Anyway, I am happy to discover Mr. Brown Thumb and his recommendations for amaryllis pollination! And the ghetto greenhouse technology! I will try to self-pollinate and/or cross these guys!

spring lambs

I ordered a sock-knitting kit from vanCalcar Acres sheep farm and was cuted out that they are running behind on shipments due to the recent birth of lambs. I’ll totally wait for people to dote on lambs! There have been quite a few sets born recently at Drumlin Farm, too, where I volunteer. Things that are cool about lambs:

  • They can pretty much walk as soon as they’re born. You try that, humans!
  • They are born with wool but still manage to have wrinkly skin like shar-peis.
  • You can fit like 4 of them in a ewe. With hooves and everything. I can’t imagine.

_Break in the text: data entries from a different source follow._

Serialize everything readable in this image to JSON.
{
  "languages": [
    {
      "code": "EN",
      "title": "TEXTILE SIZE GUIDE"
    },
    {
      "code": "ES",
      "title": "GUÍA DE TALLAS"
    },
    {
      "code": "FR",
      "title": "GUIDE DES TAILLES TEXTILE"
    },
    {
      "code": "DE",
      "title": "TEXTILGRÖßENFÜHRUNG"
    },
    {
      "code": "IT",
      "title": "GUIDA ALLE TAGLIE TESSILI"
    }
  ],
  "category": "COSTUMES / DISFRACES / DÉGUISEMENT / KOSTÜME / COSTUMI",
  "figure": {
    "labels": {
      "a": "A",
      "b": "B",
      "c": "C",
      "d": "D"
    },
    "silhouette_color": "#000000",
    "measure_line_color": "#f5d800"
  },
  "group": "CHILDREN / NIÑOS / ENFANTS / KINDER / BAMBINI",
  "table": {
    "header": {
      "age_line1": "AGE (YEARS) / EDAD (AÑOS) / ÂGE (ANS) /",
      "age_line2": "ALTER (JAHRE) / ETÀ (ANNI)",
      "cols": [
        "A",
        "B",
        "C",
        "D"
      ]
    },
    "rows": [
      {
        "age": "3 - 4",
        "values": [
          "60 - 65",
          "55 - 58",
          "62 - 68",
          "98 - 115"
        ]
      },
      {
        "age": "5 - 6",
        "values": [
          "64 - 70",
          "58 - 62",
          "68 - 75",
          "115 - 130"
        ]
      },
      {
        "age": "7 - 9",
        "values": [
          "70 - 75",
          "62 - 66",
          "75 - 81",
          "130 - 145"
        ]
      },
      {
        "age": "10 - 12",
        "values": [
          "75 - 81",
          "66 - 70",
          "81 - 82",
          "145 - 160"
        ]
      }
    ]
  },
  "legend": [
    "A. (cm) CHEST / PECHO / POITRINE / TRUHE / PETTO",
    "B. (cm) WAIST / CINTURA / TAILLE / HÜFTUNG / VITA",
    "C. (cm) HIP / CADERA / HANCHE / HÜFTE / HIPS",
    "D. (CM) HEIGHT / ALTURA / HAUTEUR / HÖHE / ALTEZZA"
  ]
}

Something about sheep always looks so placid and even wise, to me. Hi my name is Lisa and I anthropomorphize!

don't you just want to eat him up?

ways to tell

One way to tell it’s spring, and dawn, is the song of the mourning dove. I first heard him about three weeks ago. I don’t think he’s too nearby, but he’s loud, and about the earliest riser around.

Imagine if we mourned like that. Waking up just before it’s light and keening a lovely, minimal tune for three seconds. Pause, then repeat, for an hour, two. The spaces between the singing feel mournful too because your ear is still tuned to it and waiting for it.

Is my neighborhood dove in mourning? The typical explication is that he is announcing his territory, or calling for a mate. I’m sure that’s true. But he must know how he sounds. I doubt it means nothing. He may mourn. He may startle awake each daybreak. We don’t know how long he sits there before he remembers his duties and flutters to a limb, and starts to call, committed to life’s business, all the while grieving something the other birds don’t know.